Tal vez no haya momentos más extraños (e incómodos) que esas pláticas que sostenemos con personas que, si bien no son desconocidos, tampoco son amigos. Eso es lo que le sucede a nuestro protagonista en esta breve historia.
Mi amigo me pide que lo acompañe a tomarse una última copa en el centro histórico, antes de su inevitable huida a Morelia. No puedo seguir en la misma ciudad que ella, me dice por teléfono y su voz es la de un hombre con los ojos hinchados. Quedamos de vernos en La Portales a las nueve.

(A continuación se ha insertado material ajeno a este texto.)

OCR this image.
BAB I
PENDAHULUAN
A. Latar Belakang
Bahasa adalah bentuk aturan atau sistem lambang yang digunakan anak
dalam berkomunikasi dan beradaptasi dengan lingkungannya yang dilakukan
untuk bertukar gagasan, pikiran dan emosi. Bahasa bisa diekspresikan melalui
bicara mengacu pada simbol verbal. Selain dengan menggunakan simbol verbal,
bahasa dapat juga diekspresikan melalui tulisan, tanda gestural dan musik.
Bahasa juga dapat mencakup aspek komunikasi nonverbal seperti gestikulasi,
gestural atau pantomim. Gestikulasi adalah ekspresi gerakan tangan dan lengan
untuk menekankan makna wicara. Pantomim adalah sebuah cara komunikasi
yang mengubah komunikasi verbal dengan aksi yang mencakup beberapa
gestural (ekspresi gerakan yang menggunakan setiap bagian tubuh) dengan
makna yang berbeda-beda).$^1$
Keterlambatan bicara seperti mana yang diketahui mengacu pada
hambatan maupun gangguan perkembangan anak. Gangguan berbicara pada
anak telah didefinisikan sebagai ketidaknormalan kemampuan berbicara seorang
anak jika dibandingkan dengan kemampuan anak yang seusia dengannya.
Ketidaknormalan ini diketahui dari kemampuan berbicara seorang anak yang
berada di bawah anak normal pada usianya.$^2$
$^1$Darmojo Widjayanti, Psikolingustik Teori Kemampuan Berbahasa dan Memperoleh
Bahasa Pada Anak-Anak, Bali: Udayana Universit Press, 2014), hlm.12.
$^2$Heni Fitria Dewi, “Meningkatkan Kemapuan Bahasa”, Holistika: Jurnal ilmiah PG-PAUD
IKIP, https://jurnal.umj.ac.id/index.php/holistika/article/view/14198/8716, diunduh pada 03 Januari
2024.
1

Le caigo media hora antes. Nada qué hacer. Lo espero afuera porque si me meto tendré que pedir algo y básicamente si ese cabrón no paga la cuenta me quedo sin lana para la renta. Federico, el mesero, me ve y sale a platicar conmigo. Me cae bien el pinche Fede. Ex luchador. Su mote era El Gran Apache debido a sus evidentes rasgos indígenas. Me da la mano y siento los callos en sus nudillos. Qué milagro, me comenta. Le respondo que he andado sin feria.Apuesto un huevo a que me va a preguntar acerca de Frida.
Ya no ha venido Frida, me comenta en voz baja, ¿ya se habrá juntado con otro o qué? Yo le digo que no sé bien qué pedo. Invento que me la encontré hace poco y ya no es la misma de antes. ¿Cómo así? Pues sí, pienso. Se pinto el cabello y anda rasguñando sus últimos años de juventud, además engordó, invento. Pero el culo no se pierde nunca, me responde el Gran Apache. Cuando una panocha tiene buenas nalgas nunca las pierde, me dice serio y altivo, nomás le falta la pipa de la paz al cabrón. Para cambiar el tema le digo que andan estrenando meseritas, que están fregonas. De reojo las sopeso. Pero a estas las compran por kilo: todas chaparras y mensas, me comenta. Yo guardo silencio. Pues sí: chaparras sí están. Y tampoco ha venido tu carnal, me dice, escarbándose las muelas con la punta de la lengua.
De hecho lo ando esperando, respondo, nos vamos a echar un par de rones. Él tose. Me señala una periquera en la barra. Ahí en esa silla casi se la parchaba. Siempre que venían. Tu cuate le bajaba los calzones y se moneaba con ellos. Permanezco callado, no quiero tener esta conversación con este hombre.
Y luego le metía el dedo así… hace una seña con mano, un requinto. Y ella se movía. Rico. Rico. Hasta acá olía...
Órale, agrego, secamente.
Unas nalgotas, qué bárbara. Y se meneaba haciendo caras.
Pinche Gran Apache todo caliente, pienso revisando mi reloj.
¿Tú no te la agarraste?, me pregunta. Era bien puta.
No.
¡Cómo crees! ¿Neta no te la agarraste? Cuéntame. A mí me dijeron que sí.
No, Fede, si era la nalga de mi carnal, no chingues.
Él le metía el dedo hasta adentro, bien sabroso. Ella nomás haciendo caras.
Oye y ya no está Lulú, le pregunto queriendo cambiar de tema.
Nel, ya no. Cuéntame ándale. Te la parchaste, ¿verdad?
Llega mi amigo de pronto. Me abraza. En efecto: sus ojos están hinchadísimos. El resto de su rostro me resulta pálido y amarillo, como trozo de hielo en un meadero. El mesero también lo saluda. Qué onda, qué milagro. ¿Y tu nalga?, le pregunta inminentemente, con hambre. Yo imagino a Fede arriba del ring, con su peñacho de bisutería, la piel cacariza llena de maquillaje y sangre y sudor, jugándose la cabellera.
Mi cuate hace una mueca. Esa es toda la respuesta que recibirá el luchador de su parte. A mí me sonríe, en cambio. No lo sabemos pero esa será la última vez que estemos juntos. Nos sentamos en las dichosas periqueras. Tú crees que Don Fede era rudo o técnico, le pregunto.